History, Memoir and Fiction

Since the boundaries of life-writing is more fluid and less definable in relation to form than other literary genres and can, therefore, adopt various forms including court chronicle, travelogue, diary, memoir, and autobiography, this article suggests that various forms of life-writing could be placed on a continuum between history and fiction--in which court chronicle is placed on the boundary of historiography whereas autobiography is nearer to fiction.
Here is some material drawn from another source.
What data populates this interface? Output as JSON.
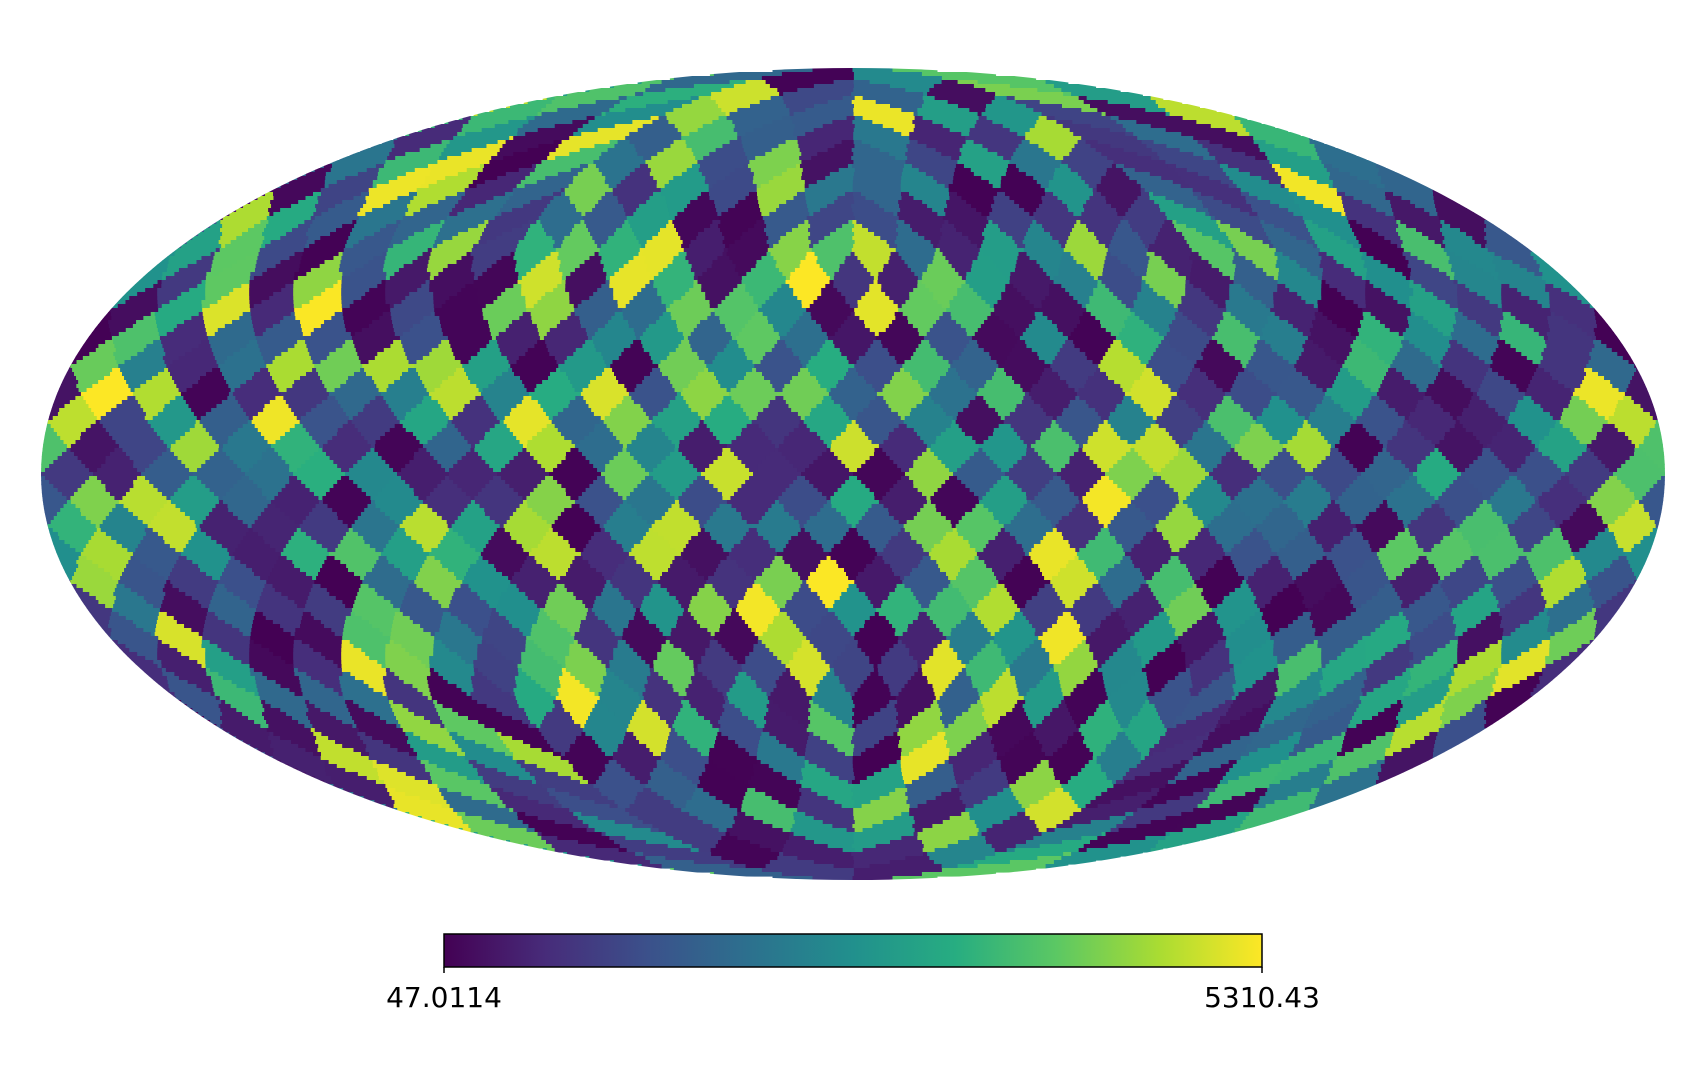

In the West, autobiography is by and large a literary medium through which the self has, in the cultural milieu of evolving self-consciousnes and self assertion, unfolded his/her innermost feelings and experiences. Furthermore, the development of "auto-bio-graphy" into a fictional literary genre in the West and the refocusing from bios to autos, have openened it up to literary criticism, whereas, other related forms of life-writing such as chronicle, travelogue, diary and memoir along with the "bios" of autobiography have remained valuable sources of historiography.
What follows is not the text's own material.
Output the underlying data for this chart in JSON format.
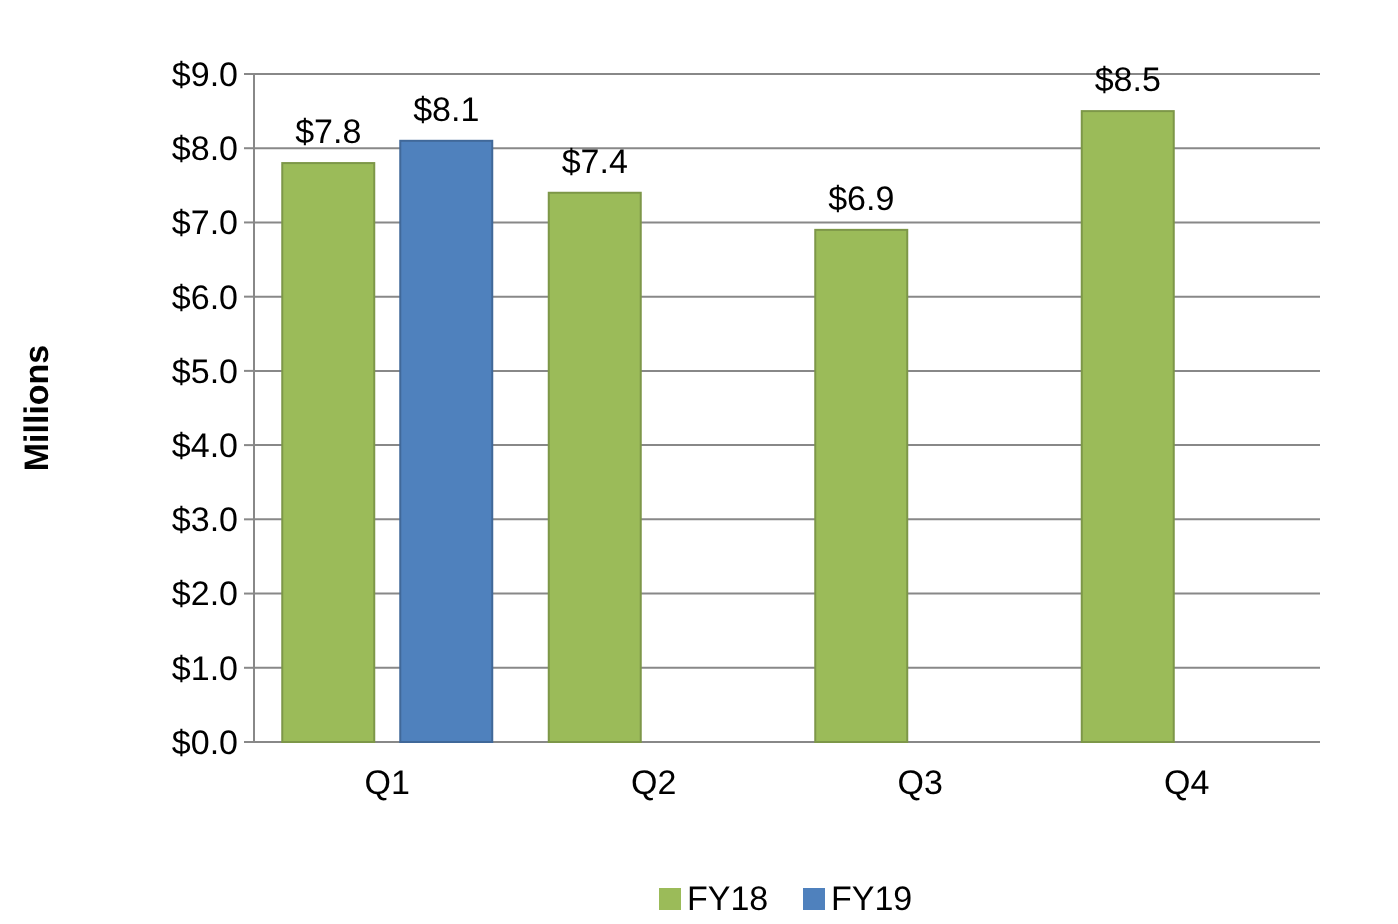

Persian memoir (khaterat), in the broad sense of the term, is by and large more of a narration of political and social events than a personal autobiography similar to those authored in the West since the rise of humanism in the course of 18th century enlightenment movement. Memoirs, particularly political memoirs, have been the most common form in the repertoire of Persian life-writing since the latter half of the 19th century. Indeed, nearly 95 percent of some 250 Persian memoirs in this period may be characterized by their focus on political, social, and cultural events, while no more than five percent are either diaries or autobiographies. Persian memoirs, therefore, are among indispensable sources of historiography and should properly be read within the context of their authors' specific hostorical circumstances.